Wie zijn de waldenzen?
De wortels van de waldenzen liggen in Frankrijk. In de middeleeuwen vormden de volgelingen van de Lyonese handelaar Petrus Valdès (Waldus) daar een reformatorische geloofsbeweging avant la lettre. Valdès schonk al zijn bezittingen aan de armen en ging preken. Omdat hij de Latijnse Bijbel niet kon lezen, gaf hij opdracht tot het vertalen van Bijbel in de volkstaal. De mannen en vrouwen die Valdès om zich heen verzamelt, erkennen de Bijbel als hoogste autoriteit en niet de leer van de kerk.
Aanvankelijk kunnen Petrus Valdès en zijn volgelingen ongestoord prediken. De aartsbisschop van Lyon laat dat oogluikend toe. Maar in 1182 verdrijft zijn opvolger de prediker en zijn aanhangers met geweld uit de stad. Twee jaar later excommuniceert paus Lucius III de waldenzen. Ze worden als ketters veroordeeld. De waldenzen verspreiden zich in de 13e en de 14e eeuw over grote delen van Europa.

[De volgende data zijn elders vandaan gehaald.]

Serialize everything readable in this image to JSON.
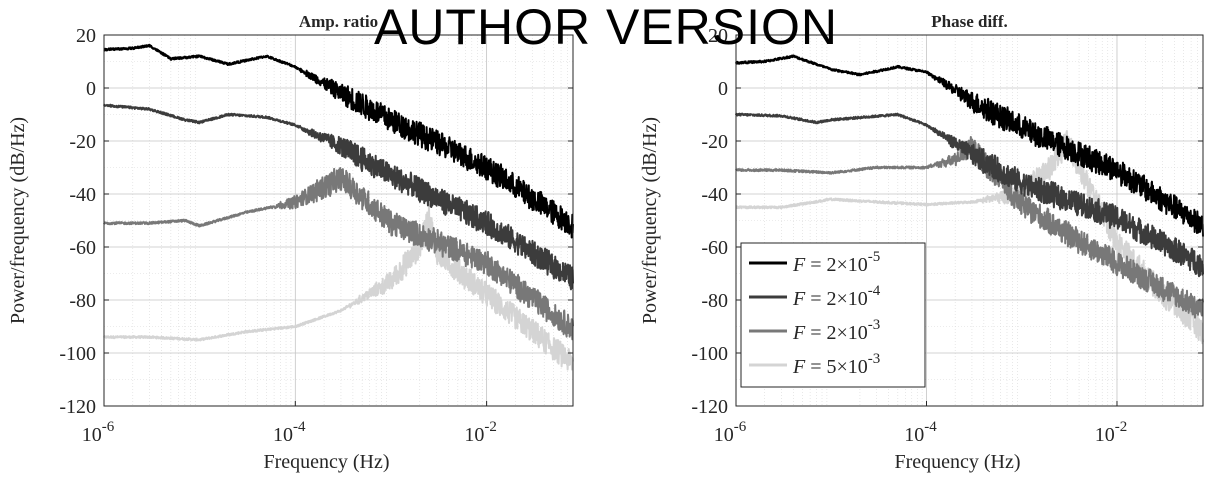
{
  "watermark": "AUTHOR VERSION",
  "legend": [
    "F = 2×10^-5",
    "F = 2×10^-4",
    "F = 2×10^-3",
    "F = 5×10^-3"
  ],
  "chart_data": [
    {
      "type": "line",
      "title": "Amp. ratio",
      "xlabel": "Frequency (Hz)",
      "ylabel": "Power/frequency (dB/Hz)",
      "xscale": "log",
      "xlim": [
        1e-06,
        0.08
      ],
      "ylim": [
        -120,
        20
      ],
      "xticks": [
        1e-06,
        0.0001,
        0.01
      ],
      "xtick_labels": [
        {
          "base": "10",
          "exp": "-6"
        },
        {
          "base": "10",
          "exp": "-4"
        },
        {
          "base": "10",
          "exp": "-2"
        }
      ],
      "yticks": [
        -120,
        -100,
        -80,
        -60,
        -40,
        -20,
        0,
        20
      ],
      "grid": true,
      "series": [
        {
          "color": "#000000",
          "noise_start": -4,
          "band": 9,
          "points": [
            [
              1e-06,
              14.5
            ],
            [
              2e-06,
              15
            ],
            [
              3e-06,
              16
            ],
            [
              5e-06,
              11
            ],
            [
              1e-05,
              12
            ],
            [
              2e-05,
              9
            ],
            [
              5e-05,
              12
            ],
            [
              0.0001,
              8
            ],
            [
              0.0003,
              -2
            ],
            [
              0.001,
              -12
            ],
            [
              0.01,
              -30
            ],
            [
              0.08,
              -52
            ]
          ]
        },
        {
          "color": "#3c3c3c",
          "noise_start": -4,
          "band": 9,
          "points": [
            [
              1e-06,
              -6.5
            ],
            [
              3e-06,
              -8
            ],
            [
              7e-06,
              -12
            ],
            [
              1e-05,
              -13
            ],
            [
              2e-05,
              -10
            ],
            [
              5e-05,
              -11
            ],
            [
              0.0001,
              -14
            ],
            [
              0.0003,
              -22
            ],
            [
              0.001,
              -33
            ],
            [
              0.01,
              -51
            ],
            [
              0.08,
              -72
            ]
          ]
        },
        {
          "color": "#787878",
          "noise_start": -4.3,
          "band": 9,
          "points": [
            [
              1e-06,
              -51
            ],
            [
              3e-06,
              -51
            ],
            [
              7e-06,
              -50
            ],
            [
              1e-05,
              -52
            ],
            [
              3e-05,
              -47
            ],
            [
              0.0001,
              -43
            ],
            [
              0.0003,
              -34
            ],
            [
              0.0004,
              -38
            ],
            [
              0.001,
              -51
            ],
            [
              0.003,
              -58
            ],
            [
              0.01,
              -66
            ],
            [
              0.08,
              -91
            ]
          ]
        },
        {
          "color": "#d4d4d4",
          "noise_start": -3.5,
          "band": 9,
          "points": [
            [
              1e-06,
              -94
            ],
            [
              3e-06,
              -94
            ],
            [
              1e-05,
              -95
            ],
            [
              3e-05,
              -92
            ],
            [
              0.0001,
              -90
            ],
            [
              0.0003,
              -84
            ],
            [
              0.001,
              -73
            ],
            [
              0.002,
              -60
            ],
            [
              0.0025,
              -48
            ],
            [
              0.003,
              -62
            ],
            [
              0.01,
              -78
            ],
            [
              0.08,
              -104
            ]
          ]
        }
      ]
    },
    {
      "type": "line",
      "title": "Phase diff.",
      "xlabel": "Frequency (Hz)",
      "ylabel": "Power/frequency (dB/Hz)",
      "xscale": "log",
      "xlim": [
        1e-06,
        0.08
      ],
      "ylim": [
        -120,
        20
      ],
      "xticks": [
        1e-06,
        0.0001,
        0.01
      ],
      "xtick_labels": [
        {
          "base": "10",
          "exp": "-6"
        },
        {
          "base": "10",
          "exp": "-4"
        },
        {
          "base": "10",
          "exp": "-2"
        }
      ],
      "yticks": [
        -120,
        -100,
        -80,
        -60,
        -40,
        -20,
        0,
        20
      ],
      "grid": true,
      "legend_position": "bottom-left",
      "series": [
        {
          "color": "#000000",
          "noise_start": -4,
          "band": 9,
          "points": [
            [
              1e-06,
              9.5
            ],
            [
              2e-06,
              10
            ],
            [
              4e-06,
              12
            ],
            [
              1e-05,
              7
            ],
            [
              2e-05,
              5
            ],
            [
              5e-05,
              8
            ],
            [
              0.0001,
              6
            ],
            [
              0.0003,
              -5
            ],
            [
              0.001,
              -15
            ],
            [
              0.01,
              -31
            ],
            [
              0.08,
              -52
            ]
          ]
        },
        {
          "color": "#3c3c3c",
          "noise_start": -4,
          "band": 9,
          "points": [
            [
              1e-06,
              -10
            ],
            [
              3e-06,
              -10.5
            ],
            [
              7e-06,
              -13
            ],
            [
              1e-05,
              -12
            ],
            [
              5e-05,
              -10
            ],
            [
              0.0001,
              -14
            ],
            [
              0.0003,
              -25
            ],
            [
              0.001,
              -36
            ],
            [
              0.01,
              -49
            ],
            [
              0.08,
              -67
            ]
          ]
        },
        {
          "color": "#787878",
          "noise_start": -4,
          "band": 9,
          "points": [
            [
              1e-06,
              -31
            ],
            [
              3e-06,
              -31
            ],
            [
              1e-05,
              -32
            ],
            [
              3e-05,
              -30
            ],
            [
              0.0001,
              -30
            ],
            [
              0.0002,
              -27
            ],
            [
              0.0003,
              -22
            ],
            [
              0.0004,
              -28
            ],
            [
              0.001,
              -44
            ],
            [
              0.003,
              -55
            ],
            [
              0.01,
              -66
            ],
            [
              0.08,
              -84
            ]
          ]
        },
        {
          "color": "#d4d4d4",
          "noise_start": -3.5,
          "band": 9,
          "points": [
            [
              1e-06,
              -45
            ],
            [
              3e-06,
              -45
            ],
            [
              1e-05,
              -42
            ],
            [
              3e-05,
              -43
            ],
            [
              0.0001,
              -44
            ],
            [
              0.0003,
              -43
            ],
            [
              0.001,
              -40
            ],
            [
              0.002,
              -30
            ],
            [
              0.003,
              -20
            ],
            [
              0.004,
              -30
            ],
            [
              0.01,
              -58
            ],
            [
              0.03,
              -78
            ],
            [
              0.08,
              -92
            ]
          ]
        }
      ]
    }
  ]
}
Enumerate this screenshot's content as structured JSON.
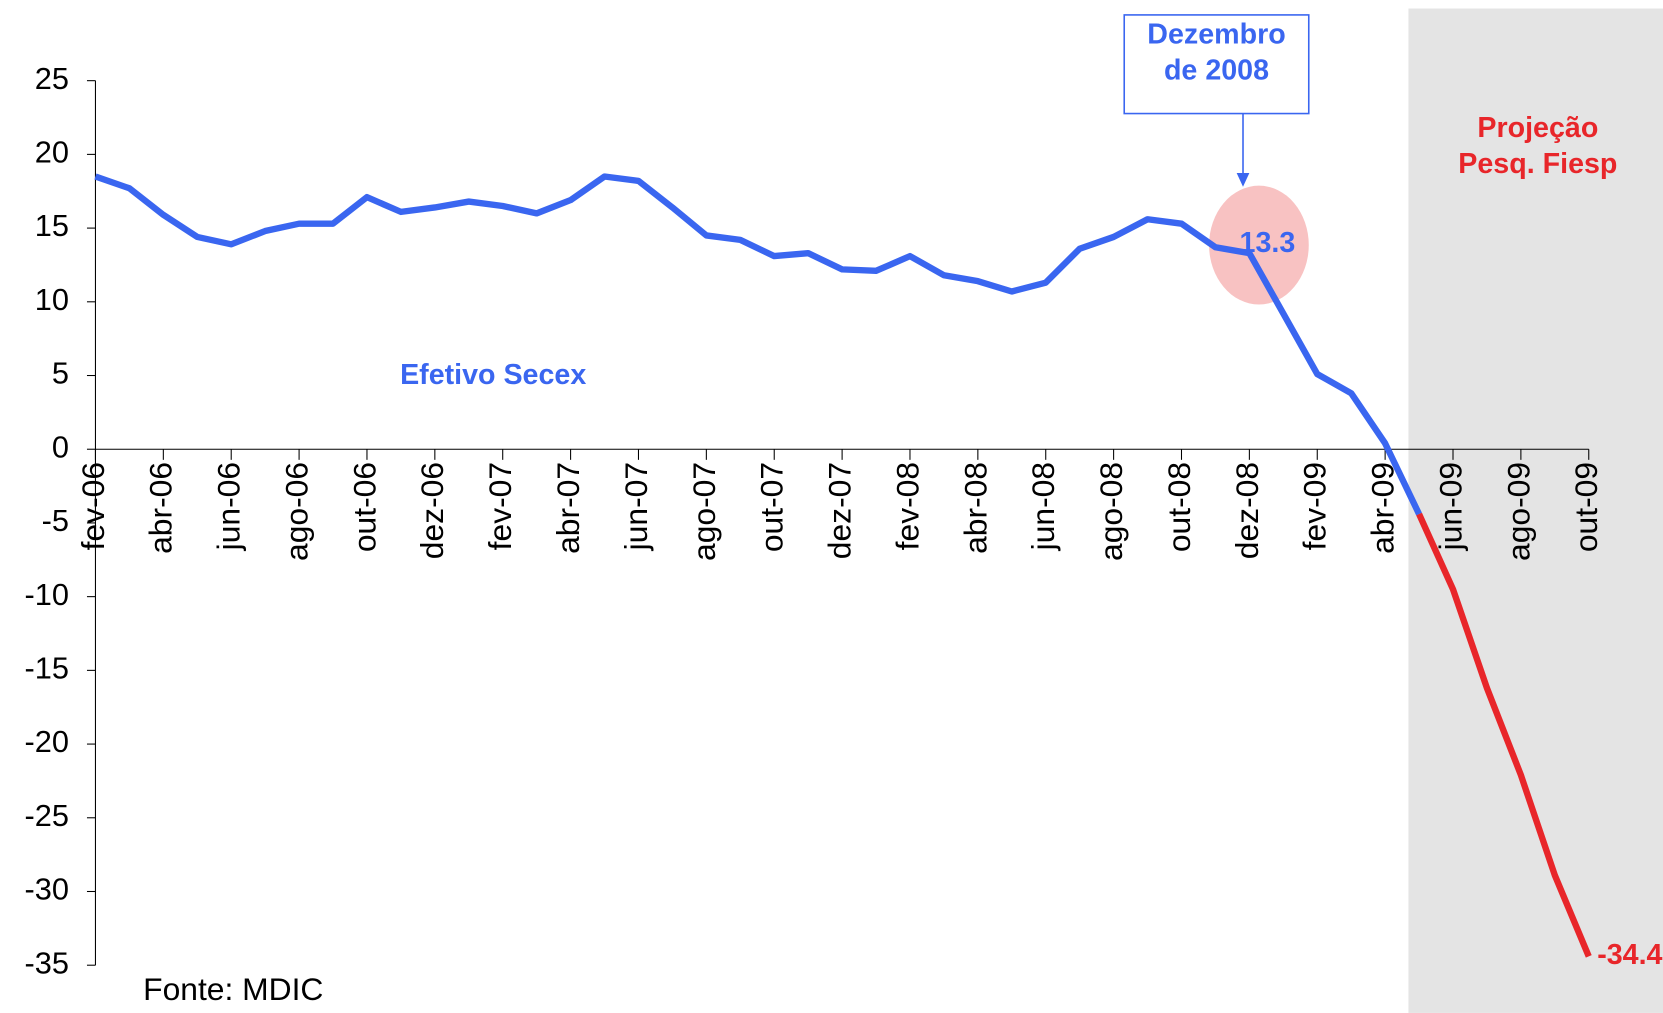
{
  "chart_data": {
    "type": "line",
    "categories": [
      "fev-06",
      null,
      "abr-06",
      null,
      "jun-06",
      null,
      "ago-06",
      null,
      "out-06",
      null,
      "dez-06",
      null,
      "fev-07",
      null,
      "abr-07",
      null,
      "jun-07",
      null,
      "ago-07",
      null,
      "out-07",
      null,
      "dez-07",
      null,
      "fev-08",
      null,
      "abr-08",
      null,
      "jun-08",
      null,
      "ago-08",
      null,
      "out-08",
      null,
      "dez-08",
      null,
      "fev-09",
      null,
      "abr-09",
      null,
      "jun-09",
      null,
      "ago-09",
      null,
      "out-09"
    ],
    "series": [
      {
        "name": "Efetivo Secex",
        "color": "#3a66f0",
        "values": [
          18.5,
          17.7,
          15.9,
          14.4,
          13.9,
          14.8,
          15.3,
          15.3,
          17.1,
          16.1,
          16.4,
          16.8,
          16.5,
          16.0,
          16.9,
          18.5,
          18.2,
          16.4,
          14.5,
          14.2,
          13.1,
          13.3,
          12.2,
          12.1,
          13.1,
          11.8,
          11.4,
          10.7,
          11.3,
          13.6,
          14.4,
          15.6,
          15.3,
          13.7,
          13.3,
          9.2,
          5.1,
          3.8,
          0.4,
          -4.4,
          null,
          null,
          null,
          null,
          null
        ]
      },
      {
        "name": "Projeção Pesq. Fiesp",
        "color": "#e8262a",
        "values": [
          null,
          null,
          null,
          null,
          null,
          null,
          null,
          null,
          null,
          null,
          null,
          null,
          null,
          null,
          null,
          null,
          null,
          null,
          null,
          null,
          null,
          null,
          null,
          null,
          null,
          null,
          null,
          null,
          null,
          null,
          null,
          null,
          null,
          null,
          null,
          null,
          null,
          null,
          null,
          -4.4,
          -9.5,
          -16.2,
          -22.1,
          -28.9,
          -34.4
        ]
      }
    ],
    "ylim": [
      -35,
      25
    ],
    "yticks": [
      -35,
      -30,
      -25,
      -20,
      -15,
      -10,
      -5,
      0,
      5,
      10,
      15,
      20,
      25
    ],
    "annotations": [
      "Dezembro de 2008"
    ],
    "source": "Fonte: MDIC"
  }
}
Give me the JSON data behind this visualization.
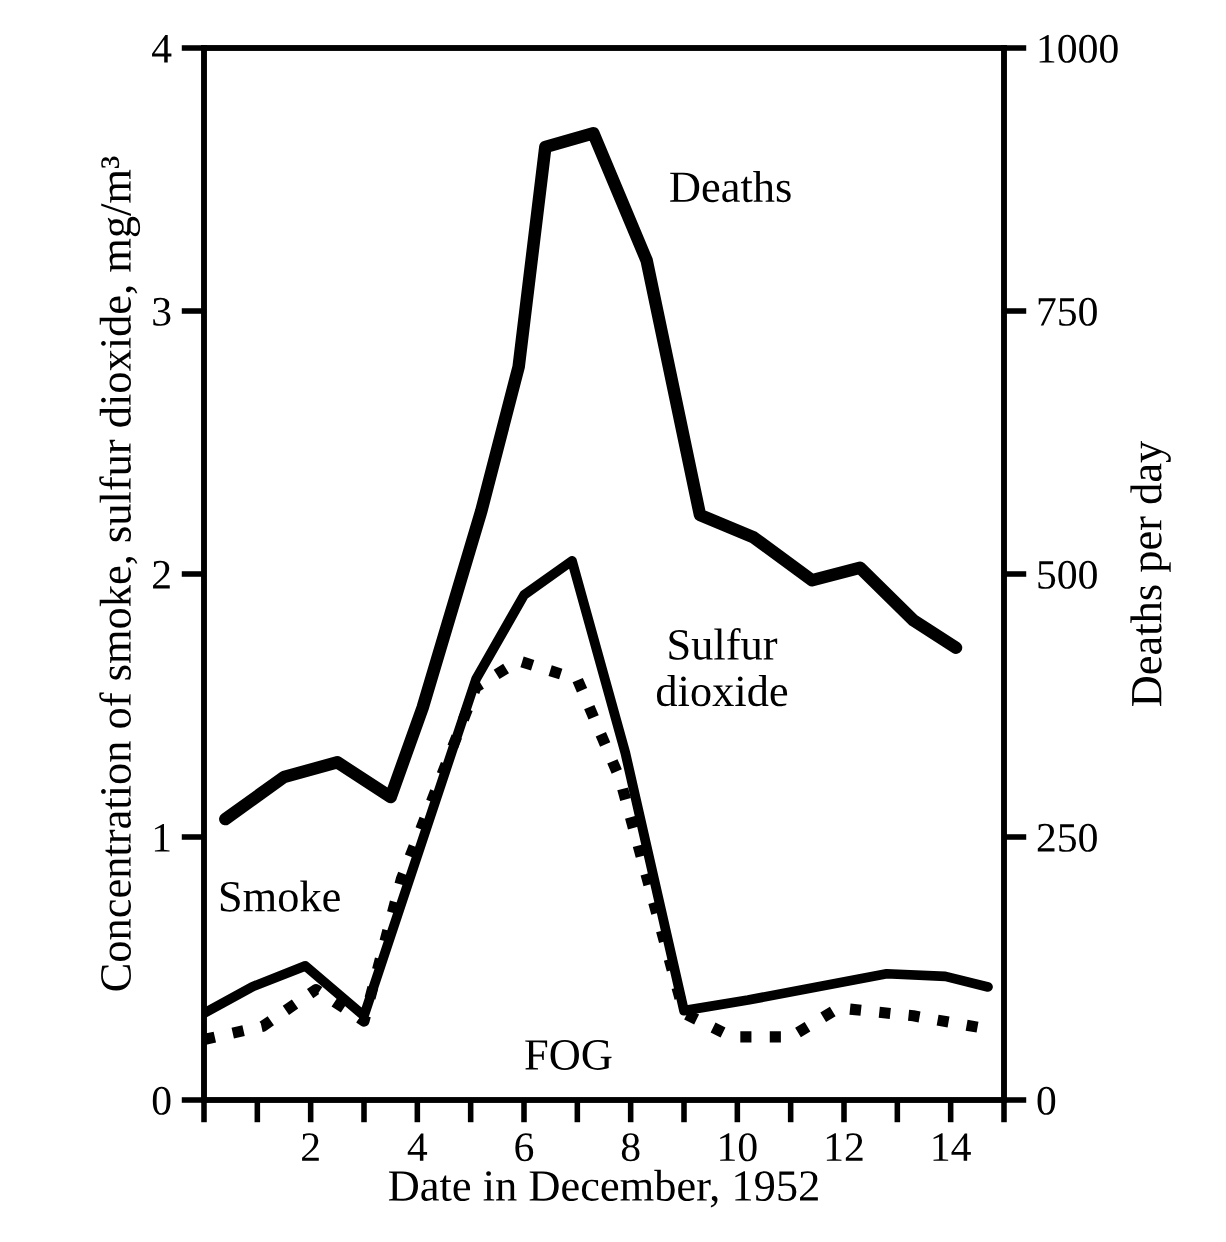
{
  "chart_data": {
    "type": "line",
    "xlabel": "Date in December, 1952",
    "ylabel": "Concentration of smoke, sulfur dioxide, mg/m³",
    "y2label": "Deaths per day",
    "xlim": [
      0,
      15
    ],
    "xticks": [
      {
        "value": 0,
        "label": null
      },
      {
        "value": 1,
        "label": null
      },
      2,
      {
        "value": 3,
        "label": null
      },
      4,
      {
        "value": 5,
        "label": null
      },
      6,
      {
        "value": 7,
        "label": null
      },
      8,
      {
        "value": 9,
        "label": null
      },
      10,
      {
        "value": 11,
        "label": null
      },
      12,
      {
        "value": 13,
        "label": null
      },
      14,
      {
        "value": 15,
        "label": null
      }
    ],
    "ylim": [
      0,
      4
    ],
    "yticks": [
      0,
      1,
      2,
      3,
      4
    ],
    "y2lim": [
      0,
      1000
    ],
    "y2ticks": [
      0,
      250,
      500,
      750,
      1000
    ],
    "grid": false,
    "legend": false,
    "marker": "none",
    "annotations": [
      "FOG"
    ],
    "series": [
      {
        "name": "Deaths",
        "color": "#000000",
        "axis": "y2",
        "line_style": "solid",
        "x": [
          0.4,
          1.5,
          2.5,
          3.5,
          4.1,
          5.2,
          5.9,
          6.4,
          7.3,
          8.3,
          9.3,
          10.3,
          11.4,
          12.3,
          13.3,
          14.1
        ],
        "values": [
          267,
          307,
          321,
          288,
          373,
          560,
          697,
          906,
          919,
          798,
          556,
          535,
          494,
          506,
          456,
          430
        ]
      },
      {
        "name": "Sulfur dioxide",
        "color": "#000000",
        "line_style": "solid",
        "x": [
          0,
          0.9,
          1.9,
          3.0,
          5.1,
          6.0,
          6.9,
          7.9,
          9.0,
          10.2,
          12.8,
          13.9,
          14.7
        ],
        "values": [
          0.33,
          0.43,
          0.51,
          0.32,
          1.6,
          1.92,
          2.05,
          1.32,
          0.34,
          0.38,
          0.48,
          0.47,
          0.43
        ]
      },
      {
        "name": "Smoke",
        "color": "#000000",
        "line_style": "dotted",
        "x": [
          0,
          1.1,
          2.1,
          3.0,
          3.7,
          5.1,
          5.9,
          7.0,
          7.8,
          9.0,
          9.9,
          11.0,
          11.9,
          13.3,
          14.7
        ],
        "values": [
          0.23,
          0.28,
          0.42,
          0.3,
          0.84,
          1.57,
          1.67,
          1.6,
          1.22,
          0.33,
          0.24,
          0.24,
          0.35,
          0.32,
          0.27
        ]
      }
    ]
  }
}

Welke rol speelde de Rooms-Katholieke Kerk?
In de loop van de 15e eeuw dringt de inquisitie de waldenzen terug tot in een paar gebieden. In Brandenburg, ten noorden van de Alpen, worden in 1480 de laatste waldenzen uitgeroeid. Alleen in de Cottische Alpen, het grensgebied tussen Frankrijk en Noordwest-Italië, overleven de waldenzen de bloedige vervolgingen. Ze sluiten zich in de 16e eeuw aan bij de Zwitserse gereformeerden. De laatste waldenzen vestigen een gereformeerde kerk in de Cottische Alpen. De leden blijven zich waldenzen noemen.
Snel nadat de waldenzen zich openlijk van de Rooms-Katholieke Kerk hebben afgescheiden, worden ze door de hertog van Savoye, de machthebber in Piemont, vervolgd. Veel waldenzen komen om door verbranding of andere wreedheden. Dieptepunt is de bloedige slachtpartij op 24 april 1655: Piemonts Pasen. Kinderen worden voor de ogen van de ouders onthoofd of in stukken gesneden, anderen aan handen en voeten gebonden in een ravijn geduwd.
In de decennia die volgen, vluchten de waldenzen in verschillende ‘golven’ massaal naar Zwiterland en Duitsland. Op dit moment telt Italië ongeveer 30.000 waldenzen. Ze wonen voornamelijk in de regio Piemont.
Wat maakt dit pausbezoek bijzonder?
„Het pausbezoek betekent zonder twijfel een ommekeer”, zei Eugenio Bernardini. Bernardini is voorman van de waldenzen in Turijn, de hoofdstad van Piemont. Hij stelt dat er met het pausbezoek een einde komt aan een periode van vervolging en vooroordelen. Wat bij dit bezoek meetelt, is dat de paus Turijn bezoekt. Dit is de stad die in 1848 de rechten van minderheden erkende –ook van Joden en waldenzen– in een periode waarin er door de Rooms-Katholieke Kerk fel tegen zo’n erkenning werd gestreden.
Tijdens zijn bezoek zal de paus samen met waldenzische kerkleiders het Onze Vader bidden. Een samenbindende factor is dat het levensverhaal van stichter Valdès gelijkenissen vertoont met dat van Franciscus van Assisi, stichter van de kloosterorde van de franciscanen. Paus Franciscus nam bij zijn aantreden de naam van deze geestelijke aan.